We were about to descend into that darkness.
I opened my mouth to cry, “Wait!”
But before I spoke, the creature veered off and landed in a clearing nearby. I slipped off the creature’s back and dropped onto a pile of tree litter, crunching and crackling the leaves and twigs under my feet. I inhaled sharply, smelling the dew and the leaves and the dirt.

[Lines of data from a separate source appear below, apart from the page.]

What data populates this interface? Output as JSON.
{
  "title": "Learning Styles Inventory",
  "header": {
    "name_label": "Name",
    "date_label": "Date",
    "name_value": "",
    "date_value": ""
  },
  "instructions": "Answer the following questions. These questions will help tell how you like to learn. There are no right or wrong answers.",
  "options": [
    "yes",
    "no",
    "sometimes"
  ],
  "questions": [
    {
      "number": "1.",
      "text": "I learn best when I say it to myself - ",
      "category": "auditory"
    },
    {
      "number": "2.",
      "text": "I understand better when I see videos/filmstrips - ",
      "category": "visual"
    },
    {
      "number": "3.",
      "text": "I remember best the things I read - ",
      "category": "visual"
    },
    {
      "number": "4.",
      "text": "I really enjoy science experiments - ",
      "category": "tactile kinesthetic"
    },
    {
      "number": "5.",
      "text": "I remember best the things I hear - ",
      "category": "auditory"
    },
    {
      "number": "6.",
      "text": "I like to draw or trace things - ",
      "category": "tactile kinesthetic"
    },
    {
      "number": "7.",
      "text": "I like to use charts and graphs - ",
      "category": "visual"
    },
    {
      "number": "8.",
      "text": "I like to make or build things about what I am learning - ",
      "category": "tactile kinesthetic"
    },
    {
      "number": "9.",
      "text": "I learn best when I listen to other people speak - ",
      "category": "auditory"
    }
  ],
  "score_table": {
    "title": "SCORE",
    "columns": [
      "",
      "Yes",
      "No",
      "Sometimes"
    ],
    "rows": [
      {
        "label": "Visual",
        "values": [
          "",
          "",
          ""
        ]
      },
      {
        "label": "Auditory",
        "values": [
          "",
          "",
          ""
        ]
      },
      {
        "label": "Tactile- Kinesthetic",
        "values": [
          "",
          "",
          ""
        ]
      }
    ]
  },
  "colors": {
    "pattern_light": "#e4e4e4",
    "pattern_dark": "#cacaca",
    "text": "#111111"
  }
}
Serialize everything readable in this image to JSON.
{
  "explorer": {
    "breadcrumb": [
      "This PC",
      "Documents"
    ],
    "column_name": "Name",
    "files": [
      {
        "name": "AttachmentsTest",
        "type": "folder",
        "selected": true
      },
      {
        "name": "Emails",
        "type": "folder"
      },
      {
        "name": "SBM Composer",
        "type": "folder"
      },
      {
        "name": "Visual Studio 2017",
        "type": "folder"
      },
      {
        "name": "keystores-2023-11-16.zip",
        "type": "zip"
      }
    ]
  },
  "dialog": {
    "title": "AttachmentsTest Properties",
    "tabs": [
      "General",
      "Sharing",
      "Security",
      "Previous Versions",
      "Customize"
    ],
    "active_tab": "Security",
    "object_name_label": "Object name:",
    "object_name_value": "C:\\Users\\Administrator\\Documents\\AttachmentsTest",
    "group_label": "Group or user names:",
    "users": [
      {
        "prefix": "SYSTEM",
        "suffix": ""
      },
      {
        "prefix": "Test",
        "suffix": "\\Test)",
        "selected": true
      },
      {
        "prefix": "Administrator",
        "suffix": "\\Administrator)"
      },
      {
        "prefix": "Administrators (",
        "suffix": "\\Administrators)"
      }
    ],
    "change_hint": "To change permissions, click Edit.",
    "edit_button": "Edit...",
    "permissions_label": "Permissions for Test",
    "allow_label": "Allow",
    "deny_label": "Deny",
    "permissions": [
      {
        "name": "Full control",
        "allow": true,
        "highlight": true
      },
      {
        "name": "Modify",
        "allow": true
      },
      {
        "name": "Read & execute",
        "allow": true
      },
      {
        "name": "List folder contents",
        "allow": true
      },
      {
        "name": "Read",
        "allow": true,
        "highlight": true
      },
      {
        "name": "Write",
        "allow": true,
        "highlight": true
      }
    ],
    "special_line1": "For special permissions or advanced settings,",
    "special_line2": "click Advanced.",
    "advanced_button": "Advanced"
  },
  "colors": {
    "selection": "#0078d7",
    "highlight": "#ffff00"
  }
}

The chasm was several yards away.
What’s down there? I wondered. I turned and looked in the creature’s eye. I couldn’t tell if I saw any sign of understanding.
I reached my hand out to the creature and brushed a soft finger against the hard shiny beak. The creature gazed past me, and I understood.
I turned back around and took a step toward the hole. I knew what was down there.
Answers. But also more questions. Many, many more.
I knew I could go home, if I wanted. If I climbed back atop the creature’s back, the creature would take me home. Home, to what I knew. I could enjoy the ride in peace. It would be my last. I could let the mystery go. Leave it to others.
I stepped farther away from the creature and closer to the chasm. I saw something I didn’t notice before from above. There were stairs carved into the stone, at intervals all around the chasm, stairs that spiraled downward. I moved closer, hoping to see farther down than I had before. But I still only saw darkness.
I perched at the edge of the hole for a moment.
I heard the snapping of twigs and the flapping of wings. I glanced back to see the creature fly up some distance and then plummet into the chasm. The creature understood what I meant to do.
I took a tentative step onto the closest stair. And then another. The stone steps were deep and sturdy. I held a hand against the rock wall and took a few more steps.
I could have descended into the darkness on the back of a gargantuan feathered pterosaur. But this was my journey, and I needed to proceed in my own way, as I had done so far. I hoped to fly again. But right now, I needed to take it slow. Step by step.
So I walked into the unknown on my own two feet, eyes open, and wide awake.